21• Hujan dan Hal Yang di Simpan

Start from the beginning
                                    

Semakin derasnya hujan turun, semakin erat juga genggaman yang lelaki itu beri. Entah sejak kapan dingin itu berubah menjadi hangat. Dan tangis yang sedari tadi luruh, kini seakan menyurut.

Hingga ujung bibirnya terangkat tipis, ketika melihat lelaki itu melompat-lompat dengan beberapa anak-anak. Shaqueen hanya tersenyum, meski Jevian tidak akan pernah mengetahuinya. Sebab, hujan terlalu deras dan menyamarkan senyum tipisnya.
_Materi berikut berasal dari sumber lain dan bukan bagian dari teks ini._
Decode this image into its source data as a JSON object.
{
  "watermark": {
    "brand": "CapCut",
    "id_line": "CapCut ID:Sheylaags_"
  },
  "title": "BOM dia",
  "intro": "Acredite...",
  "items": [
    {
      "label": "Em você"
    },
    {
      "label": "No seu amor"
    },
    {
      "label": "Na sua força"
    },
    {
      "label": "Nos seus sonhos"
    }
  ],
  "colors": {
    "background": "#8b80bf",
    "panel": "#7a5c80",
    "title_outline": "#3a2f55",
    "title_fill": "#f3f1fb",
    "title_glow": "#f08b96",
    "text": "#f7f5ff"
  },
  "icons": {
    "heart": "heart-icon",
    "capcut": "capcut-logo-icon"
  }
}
"Cin, ayo gabung!" ajak Jevian, yang masih sibuk lompat-lompat dengan anak-anak.

Shaqueen hanya menggelengkan kepalanya. "Nggak ah, lo aja," tolaknya.
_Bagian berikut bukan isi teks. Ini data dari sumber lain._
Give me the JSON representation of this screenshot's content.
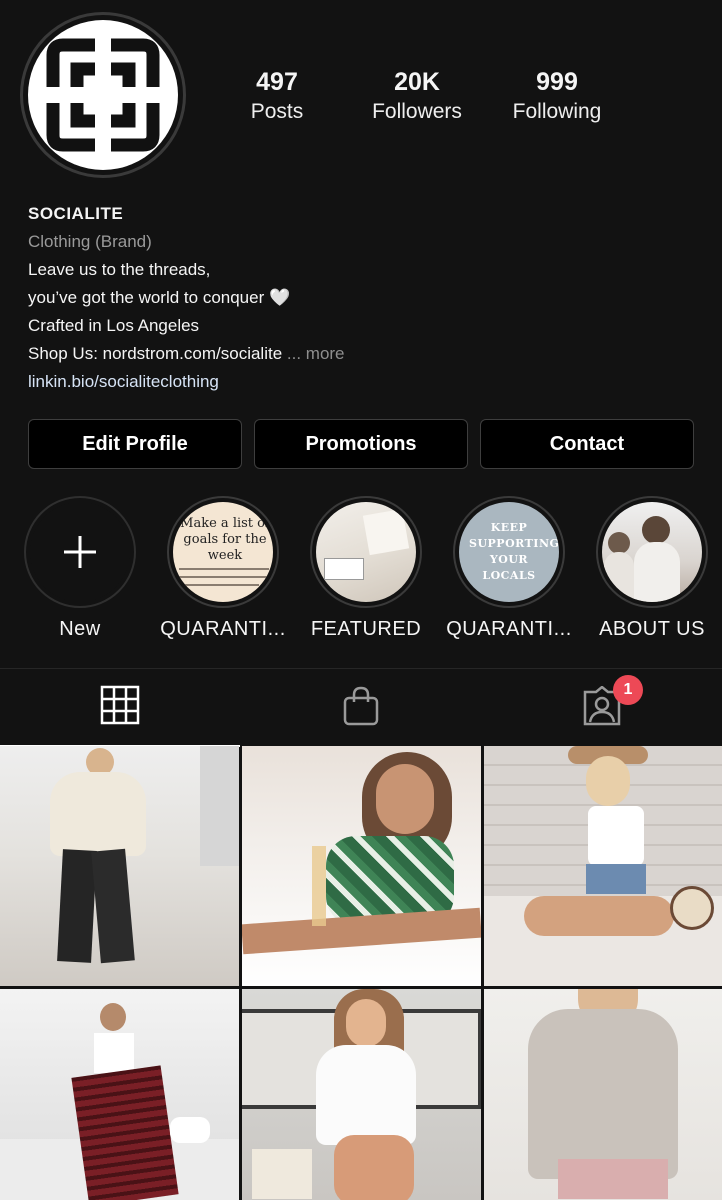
{
  "profile": {
    "username": "SOCIALITE",
    "category": "Clothing (Brand)",
    "bio_lines": [
      "Leave us to the threads,",
      "you’ve got the world to conquer 🤍",
      "Crafted in Los Angeles"
    ],
    "shop_line": "Shop Us: nordstrom.com/socialite",
    "more_label": "... more",
    "link": "linkin.bio/socialiteclothing"
  },
  "stats": [
    {
      "value": "497",
      "label": "Posts"
    },
    {
      "value": "20K",
      "label": "Followers"
    },
    {
      "value": "999",
      "label": "Following"
    }
  ],
  "buttons": {
    "edit_profile": "Edit Profile",
    "promotions": "Promotions",
    "contact": "Contact"
  },
  "highlights": [
    {
      "label": "New",
      "icon": "plus-icon"
    },
    {
      "label": "QUARANTI...",
      "text": "Make a list of goals for the week"
    },
    {
      "label": "FEATURED"
    },
    {
      "label": "QUARANTI...",
      "text": "KEEP SUPPORTING YOUR LOCALS"
    },
    {
      "label": "ABOUT US"
    }
  ],
  "tabs": {
    "grid_icon": "grid-icon",
    "shop_icon": "shopping-bag-icon",
    "tagged_icon": "tagged-user-icon",
    "tagged_badge": "1"
  },
  "colors": {
    "background": "#121212",
    "badge": "#ed4956",
    "link": "#d6e3f5"
  }
}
"Lo harus ngerasain hujan-hujanan gini sama para bocil, seenggaknya satu kali dalam hidup. Lo tahu karena apa?" tanya Jevian, yang di balas gelengan oleh Shaqueen. "Ya, karena ini seru banget gila! Jadi ayo ah, lo nggak boleh nolak!"

Dan Shaqueen kalah. Lagi-lagi ia mengikuti ke arah mana Jevian membawanya pergi. Namun, kali ini Jevian tak membawanya berlari seperti tadi. Tetapi, lelaki itu kembali membawa tangan Shaqueen yang satu lagi untuk ia genggam. Shaqueen hanya terdiam, menahan debar jantungnya yang tiba-tiba berdegup kencang. Shaqueen memalingkan wajahnya ke arah lain. Tetapi, Jevian justru kembali membawa wajah gadis itu tepat sejajar dengan wajahnya.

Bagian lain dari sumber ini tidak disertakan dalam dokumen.